Substance abuse frays kids’ safety net
COEUR d’ALENE – Drug abuse has created a generation of children with so many layers of problems that social agencies barely can scratch the surface, and foster and adoptive parents are finding themselves in over their heads.
“We had at least 10 failed adoptions last year,” said Sheilah Stone-Dorame, administrative director at Children’s Village in Coeur d’Alene.
“The average stay here used to be 90 to 120 days. Last year, we had six kids stay more than 16 months. These are not the type of kids we had here when I started.”
Children’s Village shelters children who can’t live at home for any number of reasons – a sick parent, abuse, homelessness.
Stone-Dorame and Tinka Shaffer, village development director, started working at the village about 15 years ago. Most kids then needed safety, nurturing, a warm bed, Shaffer said.
“For the most part, we got families back together,” she said. “Now we don’t want kids going back home. Mom is still using drugs.”
The state Department of Health and Welfare sends many children to the village after they have been separated from drug-using parents. The state pays $10 to $14 per day to the village to care for most of those kids, but that amount no longer covers costs, Shaffer said.
Kids born into drug homes develop mental and emotional problems that require years of counseling and discourage families from adopting them, Stone-Dorame said. They wear out the village staff because they demand constant attention and care strategies the staff hasn’t had to practice in the past.
Children’s Village has two homes. One houses 10 kids who, ideally, should fit into a foster or adoptive family without much adjustment. The other home provides residential care for 10 kids with emotional, mental and behavioral problems serious enough to require professional attention. State agencies in Idaho and Washington send kids to the village’s residential care.
The states pay more for children in the second home. When that home is full, Idaho’s Health and Welfare Department now sends problem kids to the village’s first home, where services are more on the child-care level and cost less, Shaffer said.

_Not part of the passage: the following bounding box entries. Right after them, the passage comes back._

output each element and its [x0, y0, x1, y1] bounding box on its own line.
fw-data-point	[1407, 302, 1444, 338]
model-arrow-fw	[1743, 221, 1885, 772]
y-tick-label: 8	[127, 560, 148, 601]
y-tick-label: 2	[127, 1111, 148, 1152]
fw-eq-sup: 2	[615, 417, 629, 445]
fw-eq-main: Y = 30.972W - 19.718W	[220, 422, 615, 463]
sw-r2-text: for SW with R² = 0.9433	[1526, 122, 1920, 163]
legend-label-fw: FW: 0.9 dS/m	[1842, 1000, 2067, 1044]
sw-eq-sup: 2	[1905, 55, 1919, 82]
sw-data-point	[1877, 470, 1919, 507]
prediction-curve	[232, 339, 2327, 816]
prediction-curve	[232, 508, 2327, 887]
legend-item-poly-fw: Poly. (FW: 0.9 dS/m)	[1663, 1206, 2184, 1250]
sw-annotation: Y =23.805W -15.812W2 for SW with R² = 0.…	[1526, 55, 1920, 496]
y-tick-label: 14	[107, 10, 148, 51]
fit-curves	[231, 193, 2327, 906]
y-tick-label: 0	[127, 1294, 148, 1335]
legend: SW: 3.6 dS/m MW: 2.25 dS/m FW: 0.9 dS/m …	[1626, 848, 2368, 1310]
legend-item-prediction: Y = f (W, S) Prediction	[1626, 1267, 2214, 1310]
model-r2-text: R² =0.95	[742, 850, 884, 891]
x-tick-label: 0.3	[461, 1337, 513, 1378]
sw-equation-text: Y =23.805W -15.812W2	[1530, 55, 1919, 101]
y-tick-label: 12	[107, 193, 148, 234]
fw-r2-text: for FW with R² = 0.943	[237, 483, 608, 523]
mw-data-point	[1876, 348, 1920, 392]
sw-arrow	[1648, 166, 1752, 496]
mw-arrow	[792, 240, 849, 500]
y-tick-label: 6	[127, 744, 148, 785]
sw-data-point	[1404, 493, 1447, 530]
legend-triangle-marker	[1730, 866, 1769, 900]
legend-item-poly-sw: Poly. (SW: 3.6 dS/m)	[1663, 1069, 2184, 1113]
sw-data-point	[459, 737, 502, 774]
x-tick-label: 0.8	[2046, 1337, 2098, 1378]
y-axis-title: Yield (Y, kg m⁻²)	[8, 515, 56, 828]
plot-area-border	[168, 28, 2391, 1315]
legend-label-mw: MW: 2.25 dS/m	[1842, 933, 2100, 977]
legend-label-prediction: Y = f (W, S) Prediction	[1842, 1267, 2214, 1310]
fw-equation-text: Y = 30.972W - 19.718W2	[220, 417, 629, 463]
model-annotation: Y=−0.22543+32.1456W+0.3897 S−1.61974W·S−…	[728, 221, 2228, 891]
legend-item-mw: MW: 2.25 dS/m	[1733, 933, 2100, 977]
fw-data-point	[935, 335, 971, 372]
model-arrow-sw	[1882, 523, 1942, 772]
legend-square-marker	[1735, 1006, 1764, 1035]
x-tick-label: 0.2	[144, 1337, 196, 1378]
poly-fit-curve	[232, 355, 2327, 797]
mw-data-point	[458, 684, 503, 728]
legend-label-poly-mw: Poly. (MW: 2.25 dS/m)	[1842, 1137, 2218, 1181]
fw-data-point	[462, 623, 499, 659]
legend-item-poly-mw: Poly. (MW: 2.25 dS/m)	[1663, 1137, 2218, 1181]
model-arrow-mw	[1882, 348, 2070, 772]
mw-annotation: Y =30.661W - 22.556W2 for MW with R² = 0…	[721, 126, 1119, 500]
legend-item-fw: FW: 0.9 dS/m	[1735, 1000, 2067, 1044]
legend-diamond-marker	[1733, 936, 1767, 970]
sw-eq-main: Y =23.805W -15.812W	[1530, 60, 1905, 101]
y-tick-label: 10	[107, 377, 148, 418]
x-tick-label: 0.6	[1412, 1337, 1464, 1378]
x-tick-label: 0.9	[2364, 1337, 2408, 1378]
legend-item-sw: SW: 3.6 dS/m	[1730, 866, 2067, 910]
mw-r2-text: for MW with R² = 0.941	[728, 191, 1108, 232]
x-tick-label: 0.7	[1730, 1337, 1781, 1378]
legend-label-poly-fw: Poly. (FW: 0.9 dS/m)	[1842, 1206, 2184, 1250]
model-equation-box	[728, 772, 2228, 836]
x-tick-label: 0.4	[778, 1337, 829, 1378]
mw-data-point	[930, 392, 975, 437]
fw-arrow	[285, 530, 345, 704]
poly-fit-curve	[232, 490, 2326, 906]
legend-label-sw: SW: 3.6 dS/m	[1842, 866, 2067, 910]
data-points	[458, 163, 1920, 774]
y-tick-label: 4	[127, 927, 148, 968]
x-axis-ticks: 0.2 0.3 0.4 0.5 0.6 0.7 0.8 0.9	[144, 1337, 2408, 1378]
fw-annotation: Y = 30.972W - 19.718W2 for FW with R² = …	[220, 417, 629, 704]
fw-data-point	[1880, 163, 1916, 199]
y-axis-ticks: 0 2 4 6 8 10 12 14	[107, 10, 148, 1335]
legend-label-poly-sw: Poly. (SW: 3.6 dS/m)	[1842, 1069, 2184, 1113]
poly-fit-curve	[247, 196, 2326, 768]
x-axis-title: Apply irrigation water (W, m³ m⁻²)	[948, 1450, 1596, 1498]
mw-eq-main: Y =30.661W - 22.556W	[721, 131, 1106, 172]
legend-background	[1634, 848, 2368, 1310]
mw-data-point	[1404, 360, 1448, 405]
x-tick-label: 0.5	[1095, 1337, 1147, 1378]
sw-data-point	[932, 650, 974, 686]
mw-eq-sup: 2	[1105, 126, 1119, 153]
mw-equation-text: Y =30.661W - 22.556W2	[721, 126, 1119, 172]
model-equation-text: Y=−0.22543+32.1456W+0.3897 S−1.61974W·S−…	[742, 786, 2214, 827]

Rob Gregory, who manages children and family services for the state’s North Idaho office, said his office has little choice because 80 percent of the children his department encounters now are living in homes with substance abuse.
“The system’s been crashed with this particular problem,” Gregory said. “It may not be meth, but substance abuse is growing. It’s a huge problem for child welfare in general in the nation.”
Gregory said parents on meth are super-productive for a few days, then shut down. They often sleep for 24 hours straight and kids are left to fend for themselves. Those kids often end up at Children’s Village, where they push the staff’s limits by screaming incessantly for attention because that’s the behavior they learned at home.
“We have one little sweetie who screams, ‘The world hates me,’ ” Shaffer said. “The staff is trying to teach her other behavior by giving her little tasks. It’s slow progress.”
Kids stay at the village longer now, taking space from other kids who may need the services. Shaffer said the construction of a third house would help. That would enable the village to offer a third level of care between rehabilitation and shelter, where many in the group from drug families would fit, she said.
But money is a problem. A new house would run about $1 million and the village needs the donations it receives to add to state payments just to cover daily care. Between 9/11 and the tsunami, though, donations are down nationwide to charities. United Parcel Service in Coeur d’Alene saw Children’s Village’s dilemma. UPS employees adopted the village to support with volunteerism two years ago.
This year, UPS is giving the village $25,000 to strengthen its budget.
“It never would have happened if it wasn’t for the employees,” said Mark Bergman, UPS division manager Monday.
The Coeur d’Alene crew regularly visits the village for yard work, maintenance and other volunteer work. Most employees also donate to the village through their paychecks, Bergman said. UPS offers grants for charities its employees support with at least 100 hours a year of volunteer work. Coeur d’Alene’s UPS staff gave 200 hours, Bergman said.
UPS also is awarding $10,000 to the Cystic Fibrosis Foundation in Spokane.
The money for Children’s Village will go to care, counseling and tutoring, Shaffer said. A third house will come later.
“Demand is up. Folks are in crisis with meth use and there’s no extra money to do what we need to do,” she said. “We have to stretch other resources to take care of the kids. UPS is wonderful.”